Top picks Black Box’s 2009 Merlot ($25; blackboxwines.com) ranked #6 on Wine Enthusiast’s 2012 100 Best Buys list.
Guzzling too much in the backcountry is extra stupid. Alcohol makes acclimatizing to altitude harder, causes dehydration, and impairs judgment. Sip wisely.
Secrets of the Pros
Take your camp cocktails to the next level with these tips from Crystal Sagan, owner of 3 Chicks Bartending and our Backcountry Bartender. For more of her advice, go to backpacker.com/backcountrybartender.
Pack: “Pour fresh-squeezed lemon or lime juice, simple syrup, or premixed cocktails into small juice bottles and freeze. They’re not as messy.”
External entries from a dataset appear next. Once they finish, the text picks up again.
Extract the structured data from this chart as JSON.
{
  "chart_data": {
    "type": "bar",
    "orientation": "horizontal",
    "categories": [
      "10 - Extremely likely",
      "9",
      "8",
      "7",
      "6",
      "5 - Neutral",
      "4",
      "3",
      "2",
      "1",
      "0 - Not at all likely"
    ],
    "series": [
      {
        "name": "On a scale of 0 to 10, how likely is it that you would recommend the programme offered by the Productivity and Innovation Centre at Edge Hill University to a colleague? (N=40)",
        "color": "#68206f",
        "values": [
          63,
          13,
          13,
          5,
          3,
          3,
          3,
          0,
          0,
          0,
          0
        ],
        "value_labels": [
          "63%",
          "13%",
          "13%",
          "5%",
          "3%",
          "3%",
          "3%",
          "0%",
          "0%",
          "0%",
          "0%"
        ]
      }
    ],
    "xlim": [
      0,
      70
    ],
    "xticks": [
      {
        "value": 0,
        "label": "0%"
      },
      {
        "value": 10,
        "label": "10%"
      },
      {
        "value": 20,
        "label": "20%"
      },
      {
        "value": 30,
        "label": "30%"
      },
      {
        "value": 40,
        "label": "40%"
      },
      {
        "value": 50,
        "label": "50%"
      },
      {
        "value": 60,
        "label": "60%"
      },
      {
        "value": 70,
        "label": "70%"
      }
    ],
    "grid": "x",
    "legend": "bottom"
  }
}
Infuse:“Pick berries on the trail and soak them in vodka overnight for a fruity flavor. Or try infusing with fresh herbs for added complexity in your cocktail.”
Experiment:“You’d be surprised at all the lightweight options out there, like sparkling wine in a can (Francis Ford Coppola Sofia Mini Blanc de Blancs) and mini bottles of flavored bitters (The Bitter Truth Travel Pack).”
Dig into snowbanks or glaciers to gather clean snow. Chill wine or beer by submerging in a river or stream (in swift water, place drinks in a stuffsack and tie the sack to a tree or rock on shore).
Sweet dreams Inflate your empty plastic wine bag and use it as a pillow.